Алекс рассказал, что со временем стал членом экипажа бомбардировщика и 13 февраля, сам того не ведая, вылетел на Дрезден. Он ожидал негативной реакции брата, но Эйтель слушал, не перебивая и не задавая вопросов. Казалось, что вся эта эпопея его, если и интересует, то лишь чисто с фактологической стороны. Только когда рассказ дошел до места с угнанным «Фокке-Вульфом», Эйтель хмыкнул и с явным недоверием посмотрел своим единственным глазом на младшего брата.

— Постой, ты хочешь сказать, что посадил «Фоккер» без мотора?

Алекс рассмеялся:

— Посадил — это громко сказано. Скорее удачно упал.

— Но остался цел и невредим?

— Ну… практически, да. А что?

Эйтель с сомнением покачал головой:

— Слушай, а может, это был вовсе не «Фоккер»?

— Я, по-твоему, не разбираюсь в ваших самолетах? — обиделся Алекс. — У вас, между прочим, в отличие от нас, всего два типа одномоторных истребителей. Запомнить не трудно.

— Нет, но в темноте мог спутать… например с «Мессершмиттом».

Алексу сразу припомнился разговор с майором в больничной палате без окон. Тот тоже приставал с расспросами, касающимися посадки «Фокке-Вульфа».

— А у вас что, появились «Мессершмитты» с воздушным охлаждением? — задал он встречный вопрос. — Или для улучшения обзора с них срезали гаргроты позади фонаря?

Эйтель поднял бровь и снова качнул головой.

— Рассказал бы кто другой, не поверил бы, — произнес он с сомнением. — Знаешь, что написано в наших наставлениях? При остановке мотора на «Фокке-Вульфе» любой модели, когда нет шансов запустить его снова, пилот должен как можно быстрее отстрелить фонарь и покинуть самолет.

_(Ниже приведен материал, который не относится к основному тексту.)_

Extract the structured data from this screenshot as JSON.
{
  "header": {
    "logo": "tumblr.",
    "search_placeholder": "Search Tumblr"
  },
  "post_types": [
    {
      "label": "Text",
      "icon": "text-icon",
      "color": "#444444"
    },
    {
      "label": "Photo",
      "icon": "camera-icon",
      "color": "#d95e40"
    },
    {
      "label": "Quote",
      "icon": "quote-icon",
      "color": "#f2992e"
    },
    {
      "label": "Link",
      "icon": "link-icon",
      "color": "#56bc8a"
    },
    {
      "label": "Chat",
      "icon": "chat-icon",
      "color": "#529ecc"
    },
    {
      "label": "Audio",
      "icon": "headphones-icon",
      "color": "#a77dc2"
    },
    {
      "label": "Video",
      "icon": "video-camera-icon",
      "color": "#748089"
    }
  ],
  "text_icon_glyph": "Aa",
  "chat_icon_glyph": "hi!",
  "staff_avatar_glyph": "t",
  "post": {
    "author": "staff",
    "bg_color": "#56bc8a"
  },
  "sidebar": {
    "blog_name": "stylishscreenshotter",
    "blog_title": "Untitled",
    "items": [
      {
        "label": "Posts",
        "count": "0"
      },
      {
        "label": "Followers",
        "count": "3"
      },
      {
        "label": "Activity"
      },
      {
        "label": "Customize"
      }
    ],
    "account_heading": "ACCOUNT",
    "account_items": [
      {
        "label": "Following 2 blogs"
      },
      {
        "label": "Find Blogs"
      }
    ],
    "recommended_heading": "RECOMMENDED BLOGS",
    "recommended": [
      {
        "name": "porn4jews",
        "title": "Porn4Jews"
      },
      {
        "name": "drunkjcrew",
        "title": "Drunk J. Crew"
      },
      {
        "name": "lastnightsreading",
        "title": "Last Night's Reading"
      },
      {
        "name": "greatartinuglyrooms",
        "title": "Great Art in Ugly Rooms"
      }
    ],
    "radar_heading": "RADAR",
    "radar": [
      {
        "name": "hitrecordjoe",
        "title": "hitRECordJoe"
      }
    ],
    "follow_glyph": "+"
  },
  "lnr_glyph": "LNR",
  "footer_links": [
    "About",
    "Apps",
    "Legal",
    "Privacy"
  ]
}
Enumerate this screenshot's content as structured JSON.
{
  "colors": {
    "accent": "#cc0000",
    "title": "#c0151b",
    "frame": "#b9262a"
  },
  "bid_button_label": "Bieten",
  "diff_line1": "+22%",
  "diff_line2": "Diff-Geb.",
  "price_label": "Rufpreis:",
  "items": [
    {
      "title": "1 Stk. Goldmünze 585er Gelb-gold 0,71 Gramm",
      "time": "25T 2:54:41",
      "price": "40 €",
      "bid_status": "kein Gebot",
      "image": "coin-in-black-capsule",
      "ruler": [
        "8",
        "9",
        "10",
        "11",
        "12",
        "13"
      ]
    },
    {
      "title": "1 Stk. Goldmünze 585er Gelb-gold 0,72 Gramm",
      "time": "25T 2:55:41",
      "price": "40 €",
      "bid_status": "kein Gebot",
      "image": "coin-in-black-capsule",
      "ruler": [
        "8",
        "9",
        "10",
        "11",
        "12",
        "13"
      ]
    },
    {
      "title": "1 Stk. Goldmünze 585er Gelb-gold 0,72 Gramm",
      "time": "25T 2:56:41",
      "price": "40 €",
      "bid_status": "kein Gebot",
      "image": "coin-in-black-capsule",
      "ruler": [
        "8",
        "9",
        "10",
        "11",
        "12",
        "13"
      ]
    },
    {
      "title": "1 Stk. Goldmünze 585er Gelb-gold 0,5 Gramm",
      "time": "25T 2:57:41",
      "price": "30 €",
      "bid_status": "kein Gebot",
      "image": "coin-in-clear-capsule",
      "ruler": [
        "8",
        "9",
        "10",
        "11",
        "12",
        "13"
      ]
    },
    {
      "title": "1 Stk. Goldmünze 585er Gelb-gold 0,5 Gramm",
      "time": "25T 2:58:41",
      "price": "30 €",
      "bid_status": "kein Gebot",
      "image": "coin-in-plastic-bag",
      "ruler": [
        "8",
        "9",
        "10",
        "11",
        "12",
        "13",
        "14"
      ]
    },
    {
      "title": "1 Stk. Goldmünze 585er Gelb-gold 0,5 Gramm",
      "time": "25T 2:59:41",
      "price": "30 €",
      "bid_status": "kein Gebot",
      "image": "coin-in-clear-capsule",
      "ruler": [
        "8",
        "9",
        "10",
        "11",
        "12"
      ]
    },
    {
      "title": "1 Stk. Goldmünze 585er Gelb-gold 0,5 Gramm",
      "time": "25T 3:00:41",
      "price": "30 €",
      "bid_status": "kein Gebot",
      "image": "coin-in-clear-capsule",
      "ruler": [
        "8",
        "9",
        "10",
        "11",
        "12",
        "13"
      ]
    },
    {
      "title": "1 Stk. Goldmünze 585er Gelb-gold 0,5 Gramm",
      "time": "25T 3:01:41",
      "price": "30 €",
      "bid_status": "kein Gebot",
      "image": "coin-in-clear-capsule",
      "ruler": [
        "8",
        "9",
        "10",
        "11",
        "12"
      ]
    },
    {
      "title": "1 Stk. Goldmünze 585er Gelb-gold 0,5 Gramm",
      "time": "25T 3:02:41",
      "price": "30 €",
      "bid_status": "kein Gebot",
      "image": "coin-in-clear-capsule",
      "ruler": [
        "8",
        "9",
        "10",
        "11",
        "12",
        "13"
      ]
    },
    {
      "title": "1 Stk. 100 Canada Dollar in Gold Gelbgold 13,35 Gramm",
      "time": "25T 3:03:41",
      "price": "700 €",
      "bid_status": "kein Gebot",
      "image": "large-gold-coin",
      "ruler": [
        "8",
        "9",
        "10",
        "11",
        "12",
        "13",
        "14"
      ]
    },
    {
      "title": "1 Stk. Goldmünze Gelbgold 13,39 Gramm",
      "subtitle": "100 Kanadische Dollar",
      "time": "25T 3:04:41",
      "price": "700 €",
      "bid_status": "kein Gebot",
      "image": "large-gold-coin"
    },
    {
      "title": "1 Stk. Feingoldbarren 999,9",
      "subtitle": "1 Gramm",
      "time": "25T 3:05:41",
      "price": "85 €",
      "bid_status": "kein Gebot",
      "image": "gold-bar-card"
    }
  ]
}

С выключенными двигателями наши «Фоккеры» мгновенно превращаются из скоростных истребителей в скоростные бетонные балки, падающие вертикально вниз. Сажать их категорически не рекомендуется. Во-первых, все равно разобьешь и он будет списан, во-вторых, разобьешься сам и тебя тоже спишут. Только прыгать.

Алекса слегка задели черствость и недоверие брата.

— Знаешь, я хоть ваших наставлений и не читал, но почему-то пришел к аналогичному выводу — отстреливать фонарь и прыгать. Да только в этом случае мы с «Фоккером» все равно разбились бы, хоть и по отдельности. Парашюта-то у меня не было!

— Ладно, не обижайся, — в голосе Эйтеля Алекс ощутил признаки смягчения. — Если все так и было, то тебе, брат, удалось совершить нечто выдающееся. Истребитель с такой небольшой площадью крыла и таким тяжелым мотором использовать в виде планера, да еще ночью — наипоследнейшее дело. Это уж когда действительно ничего другого не остается. С какой высоты ты начал разгон?

Они обсудили нюансы уникальной посадки. Алекс ладонью правой руки, как делают это все пилоты в подобных случаях, показывал брату свое пикирование, выход на глиссаду и даже кувырок после пробежки по заснеженному полю. Заинтересованный разговор двух летчиков по-настоящему захватил обоих братьев. Льдинка отчуждения, а может быть простой неловкости, как следствия долгой разлуки и необычности ситуации, незаметно растаяла.

— Ты так и не научился курить? — спросил старший, извлекая из пачки очередную сигарету фабрики Хуго Цитца. — Запомни на будущее, когда снова будешь сажать «Фоккер» без мотора, ставь лопасти винта на нулевой угол. Если в нижней части окажутся сразу две из них, то, согнувшись при ударе, они образуют некое подобие лыж. Шасси, понятное дело, не выпускай. Чего ты?… Так написано в одной из наших инструкций… Да я тебе потом покажу, сам увидишь…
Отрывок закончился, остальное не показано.